Bernoulli, Johann (Jean) III

(b, Basel, Switzerland, 4 November 1744; d. Berlin, Germany, 13 July 1807)

mathematics, astronomy.

The most successful of the sons of Johann II—although his mathematical achievements were insignificant—Johann was a universally knowledgeable child prodigy. At fourteen he obtained the degree of master of of jurisprudence, and at twenty he was by Frederick II to reorganize the astronomical observatory at the Berlin Academy. His frail health and his encyclopedic inclinations hampered him in his practical scientific activities, however, His treatises are of no particular interest. On the other hand, his travel accounts (1772–1776; 1777–1779; 1781) had a great cultural and historical impact. With Hindenburg he published the Leipziger Magazin für reine & angewandte Mathematik from 1776–1789.

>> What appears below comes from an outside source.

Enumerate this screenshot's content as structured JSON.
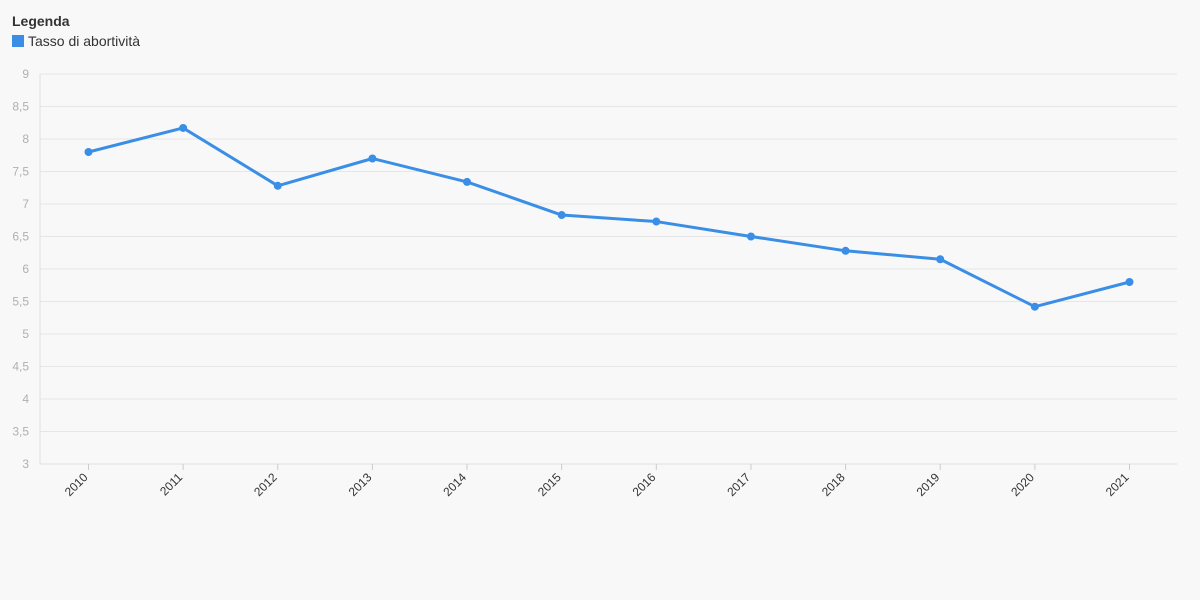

Johann was entrusted with the administration of the mathematical estate of the Bernoulli family. The major part of the correspondence was sold to the Steckholm Academy; and its existence there was overlooked until his letters were rediscovered by Gylden at the Stockholm Observatory in 1877. His correspondence, comprising about 2,800 items, exceeded that of Johann I.


Johann’s writings include various essays in Mém, Acad. Berlin (1766–1775), as well as astronomical observations and computations, 1767–1807, in Neue Berliner Ephemeriden and Bodes astronomisches Jahrbuch. Other works are Recueil pour les astronomes, 3 vols. (Berlin, 1772–1776); Liste des astronomes connus actuellement (Berlin, 1776); Lettres écrites pendant la cours d’un voyage par l’Allemagne 1774/75, 3 vols. (Berlin, 1777–1779); “Essai d’une nouvelle méthode de déterminer la diminution séculaire de l’obliquité de l’écliptique,” in Mém. Acad. Berlin (1779), pp. 211–242; and Lettres astronomiques (Berlin,. 1781).